Il leader americano arrivò finalmente di fronte alle due donne e con una voce squillante disse “Freja Nielsen, non pensavamo di trovarti in una fogna del genere”. “Dovevo aspettarmi di vedervi spuntare prima o poi” rispose lei, incrociando le braccia. “Volevamo solo vedere come stanno procedendo le cose” disse un altro ufficiale, “non è che l’Europa ha dei piani di pace e stabilità di cui non siamo al corrente?” Anahit sollevò un sopracciglio e sussurrò a Freja “dicono ‘pace’ come se fosse una parolaccia.”
“No, non preoccupatevi” rispose Freja con un sorriso gelido. “Ci limitiamo a raccogliere informazioni, senza invadere nazioni, eseguire esecuzioni sommarie, appropriarsi di risorse altrui o far saltare in aria civili.” Quello che sembrava essere il capo della banda prese di nuovo parola facendo una smorfia “ah, la solita supponenza europea. Peccato che, senza di noi, non vi muovereste di un centimetro. Inoltre non ci prendere in giro Nielsen, conosciamo perfettamente i tuoi metodi e quello che fai, ti terremo d’occhio” Freja non rispose subito. Si limitò a fissarlo, facendo pesare il silenzio. Poi, con un tono glaciale, disse “non vi tratteniamo, sicuramente avrete un colpo di stato da finanziare da qualche parte. Qua si pensa a pace e dialogo noi europei.”
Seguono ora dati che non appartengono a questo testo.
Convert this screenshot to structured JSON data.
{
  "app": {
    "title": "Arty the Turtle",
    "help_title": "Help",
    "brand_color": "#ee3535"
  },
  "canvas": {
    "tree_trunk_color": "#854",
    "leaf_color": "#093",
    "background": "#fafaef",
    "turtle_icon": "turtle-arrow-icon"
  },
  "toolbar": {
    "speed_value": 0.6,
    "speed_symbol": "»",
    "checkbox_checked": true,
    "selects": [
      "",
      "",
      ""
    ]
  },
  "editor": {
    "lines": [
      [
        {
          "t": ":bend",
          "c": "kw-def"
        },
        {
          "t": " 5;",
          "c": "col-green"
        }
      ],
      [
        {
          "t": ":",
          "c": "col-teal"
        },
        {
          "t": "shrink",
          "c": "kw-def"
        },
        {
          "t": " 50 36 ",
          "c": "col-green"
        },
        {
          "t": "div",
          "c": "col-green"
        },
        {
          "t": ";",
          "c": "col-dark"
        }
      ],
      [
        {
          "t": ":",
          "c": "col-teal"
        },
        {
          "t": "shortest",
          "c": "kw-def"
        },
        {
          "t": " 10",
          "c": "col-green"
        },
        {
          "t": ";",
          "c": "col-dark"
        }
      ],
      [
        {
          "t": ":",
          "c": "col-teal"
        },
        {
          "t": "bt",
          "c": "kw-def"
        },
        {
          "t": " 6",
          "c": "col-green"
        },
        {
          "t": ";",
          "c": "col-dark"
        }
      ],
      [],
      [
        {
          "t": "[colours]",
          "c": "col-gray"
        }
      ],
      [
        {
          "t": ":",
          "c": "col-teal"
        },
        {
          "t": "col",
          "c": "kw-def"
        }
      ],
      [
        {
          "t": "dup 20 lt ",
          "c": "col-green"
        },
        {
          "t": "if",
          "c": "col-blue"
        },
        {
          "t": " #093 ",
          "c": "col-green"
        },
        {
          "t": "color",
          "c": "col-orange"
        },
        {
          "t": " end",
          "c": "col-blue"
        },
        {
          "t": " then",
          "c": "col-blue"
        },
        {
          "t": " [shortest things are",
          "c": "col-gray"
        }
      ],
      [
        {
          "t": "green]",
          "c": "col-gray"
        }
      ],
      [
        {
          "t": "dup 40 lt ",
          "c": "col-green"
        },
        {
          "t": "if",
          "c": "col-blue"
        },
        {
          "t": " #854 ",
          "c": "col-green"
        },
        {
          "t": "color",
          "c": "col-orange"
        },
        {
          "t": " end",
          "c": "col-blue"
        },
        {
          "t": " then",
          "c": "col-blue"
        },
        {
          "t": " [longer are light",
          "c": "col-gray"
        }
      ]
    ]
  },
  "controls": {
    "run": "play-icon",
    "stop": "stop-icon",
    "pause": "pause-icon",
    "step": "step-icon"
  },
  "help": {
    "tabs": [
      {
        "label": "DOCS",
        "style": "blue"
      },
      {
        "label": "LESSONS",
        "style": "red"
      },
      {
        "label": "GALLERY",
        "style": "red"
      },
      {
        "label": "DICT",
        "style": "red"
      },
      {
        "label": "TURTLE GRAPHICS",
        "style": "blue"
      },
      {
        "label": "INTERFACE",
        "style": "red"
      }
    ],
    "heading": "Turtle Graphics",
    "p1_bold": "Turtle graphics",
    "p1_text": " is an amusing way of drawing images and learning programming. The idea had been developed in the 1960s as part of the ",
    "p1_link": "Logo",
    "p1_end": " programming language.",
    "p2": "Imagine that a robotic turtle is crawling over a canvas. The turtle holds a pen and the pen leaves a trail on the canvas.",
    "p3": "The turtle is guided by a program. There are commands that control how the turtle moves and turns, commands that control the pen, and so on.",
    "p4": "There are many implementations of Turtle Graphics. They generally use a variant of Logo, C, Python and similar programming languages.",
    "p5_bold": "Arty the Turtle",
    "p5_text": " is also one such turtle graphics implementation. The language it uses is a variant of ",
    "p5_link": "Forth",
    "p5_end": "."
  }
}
L’atmosfera si fece tesa, il colonnello ridacchiò “adorabile come sempre Nielsen, peccato che non ce ne vogliamo andare al momento. Dobbiamo capire bene cosa state facendo, non vogliamo che i nostri alleati europei ci nascondano le cose senza condividerle.” Si voltò verso Anahit e la squadrò con interesse “e tu chi cazzo sei?” Anahit sollevo un sopracciglio e gli rivolse un sorriso storto, un misto di disprezzo e divertimento “sono quella che, se non te ne vai subito, userà le tue palle per lucidare i propri stivali e poi ti farà pulire il pavimento con la tua schifosa lingua.” Il silenzio che seguì fu surreale. I soldati americani si scambiarono occhiate, sorpresi dalla risposta brutale, mentre alcuni europei trattenevano un sorriso. Il colonnello sbatté le palpebre per un istante, poi rise sguaiatamente, scuotendo la testa e dicendo “cristo santo, Nielsen, hai trovato una compagna adorabile.” “Diciamo che ho il gusto per la compagnia interessante” rispose Freja, con un mezzo sorriso.
L’americano tornò a guardare Anahit. “Dimmi, principessa,” disse sghignazzando “ti piacerebbe che ci scambiassimo qualche altra battuta, o vuoi che ti insegni un paio di cose sulla disciplina? Non vorrei però che tu finissi in terra a gridare come una puttana.” Anahit fece scrocchiare le nocche “dovresti chiederti se le tue palle reggerebbero l’intera conversazione.” Le risate si placarono. Il colonnello inclinò leggermente la testa, fissandola intensamente, per poi voltarsi lentamente indicando Freja e tutta la squadra. “Facciamo così: me ne andrò e non romperò più il cazzo per oggi, solo se tu, Freja, mi trovi un uomo che possa battermi in un duello” fece una pausa, compiaciuto “ma a mani nude.” “E se vinci?” chiese Freja con freddezza. “Beh, ribalto questo posto finché non ottengo quello che voglio” rispose lui.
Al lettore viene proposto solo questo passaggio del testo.